Strongly correlated electrons One of the fascinating growth areas in condensed matter physics concerns strongly correlated systems : states of matter in which the many-body interaction energies dominate the kinetic energies, becoming large enough to qualitatively transform the macroscopic properties of the medium. The growing list of strongly correlated systems includes the following: • Cuprate superconductors , where interactions among electrons in localized 3 d -shells form an antiferromagnetic Mott insulator , which develops high-temperature superconductivity when doped • Heavy-electron compounds , in which localized magnetic moments immersed within the metal give rise to electron quasiparticles with effective masses in excess of a thousand bare-electron masses • Fractional quantum Hall systems , where strong interactions in the lowest Landau level of a two-dimensional electron fluid generate an incompressible state with quasiparticles of fractional charge and statistics • Quantum dots , which are tiny pools of electrons in semiconductors that act as artificial atoms. As the gate voltage is changed, the electron repulsion in the dot causes a Coulomb blockade , whereby electrons can only be added one-by-one to the quantum dot • Cold atomic gases , in which the interactions between neutral atoms governed by twobody resonances can be magnetically tuned to create a whole new world of strongly correlated quantum fluids. In each case, the electron system has been tuned – by electronic or nuclear chemistry, by geometry or nanofabrication, to give rise to a quantum state with novel collective properties, in which the interactions between the particles are large compared with their kinetic energies. The next three chapters will introduce one corner of this field: the physics of local moments and heavy-fermion compounds.

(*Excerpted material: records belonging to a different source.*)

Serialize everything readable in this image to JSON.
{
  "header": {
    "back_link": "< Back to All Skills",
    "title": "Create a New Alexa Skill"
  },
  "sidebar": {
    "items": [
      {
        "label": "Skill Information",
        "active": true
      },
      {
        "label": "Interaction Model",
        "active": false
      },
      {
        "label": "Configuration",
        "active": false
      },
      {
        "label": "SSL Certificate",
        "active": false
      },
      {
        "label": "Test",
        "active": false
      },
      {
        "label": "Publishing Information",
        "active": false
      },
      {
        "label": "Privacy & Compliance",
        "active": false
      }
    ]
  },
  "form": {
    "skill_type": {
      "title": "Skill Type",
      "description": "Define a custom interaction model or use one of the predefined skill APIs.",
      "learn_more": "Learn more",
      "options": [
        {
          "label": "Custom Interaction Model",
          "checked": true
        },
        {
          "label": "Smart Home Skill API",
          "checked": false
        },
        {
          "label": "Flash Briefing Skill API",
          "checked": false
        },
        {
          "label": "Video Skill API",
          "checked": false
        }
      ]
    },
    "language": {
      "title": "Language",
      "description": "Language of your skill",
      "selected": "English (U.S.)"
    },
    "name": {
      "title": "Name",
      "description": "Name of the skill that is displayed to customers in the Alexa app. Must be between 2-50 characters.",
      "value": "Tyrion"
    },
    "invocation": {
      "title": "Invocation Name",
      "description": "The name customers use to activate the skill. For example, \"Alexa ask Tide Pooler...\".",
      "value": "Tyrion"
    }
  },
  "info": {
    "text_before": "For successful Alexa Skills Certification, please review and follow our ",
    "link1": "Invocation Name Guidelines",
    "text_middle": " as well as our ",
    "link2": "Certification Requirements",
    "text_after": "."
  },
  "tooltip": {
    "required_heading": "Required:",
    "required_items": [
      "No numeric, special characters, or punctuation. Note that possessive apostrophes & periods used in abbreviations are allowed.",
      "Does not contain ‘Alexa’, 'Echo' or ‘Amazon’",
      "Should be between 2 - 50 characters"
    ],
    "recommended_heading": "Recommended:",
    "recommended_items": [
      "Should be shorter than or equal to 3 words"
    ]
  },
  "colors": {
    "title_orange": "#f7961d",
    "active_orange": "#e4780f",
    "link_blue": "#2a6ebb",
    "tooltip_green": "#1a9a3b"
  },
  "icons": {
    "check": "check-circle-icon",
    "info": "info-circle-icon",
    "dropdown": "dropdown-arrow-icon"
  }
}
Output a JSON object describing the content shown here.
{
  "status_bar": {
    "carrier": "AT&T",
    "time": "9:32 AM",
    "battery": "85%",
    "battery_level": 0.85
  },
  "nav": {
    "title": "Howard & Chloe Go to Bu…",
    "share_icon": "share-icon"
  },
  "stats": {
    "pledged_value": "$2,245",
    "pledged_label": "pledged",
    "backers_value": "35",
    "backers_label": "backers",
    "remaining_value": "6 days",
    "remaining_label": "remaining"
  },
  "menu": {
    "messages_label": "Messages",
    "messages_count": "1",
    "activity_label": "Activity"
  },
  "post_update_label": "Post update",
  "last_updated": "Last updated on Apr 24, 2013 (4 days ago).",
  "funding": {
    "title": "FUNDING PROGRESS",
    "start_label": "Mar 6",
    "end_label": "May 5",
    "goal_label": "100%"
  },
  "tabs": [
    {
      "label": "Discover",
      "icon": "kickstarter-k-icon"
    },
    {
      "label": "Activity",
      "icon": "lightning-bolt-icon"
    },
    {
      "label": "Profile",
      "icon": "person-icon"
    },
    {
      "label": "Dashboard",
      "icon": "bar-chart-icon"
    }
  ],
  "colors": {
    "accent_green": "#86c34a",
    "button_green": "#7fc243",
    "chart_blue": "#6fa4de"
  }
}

A large class of strongly correlated materials have atoms with partially filled d - or f -orbitals. Heavy-electron materials are an extreme example, in which one component of the electron fluid is highly localized, usually inside f -orbitals, giving rise to the formation of magnetic moments. The interaction of localized magnetic moments with the conduction sea provides the driving force for the strongly correlated electron physics in these materials.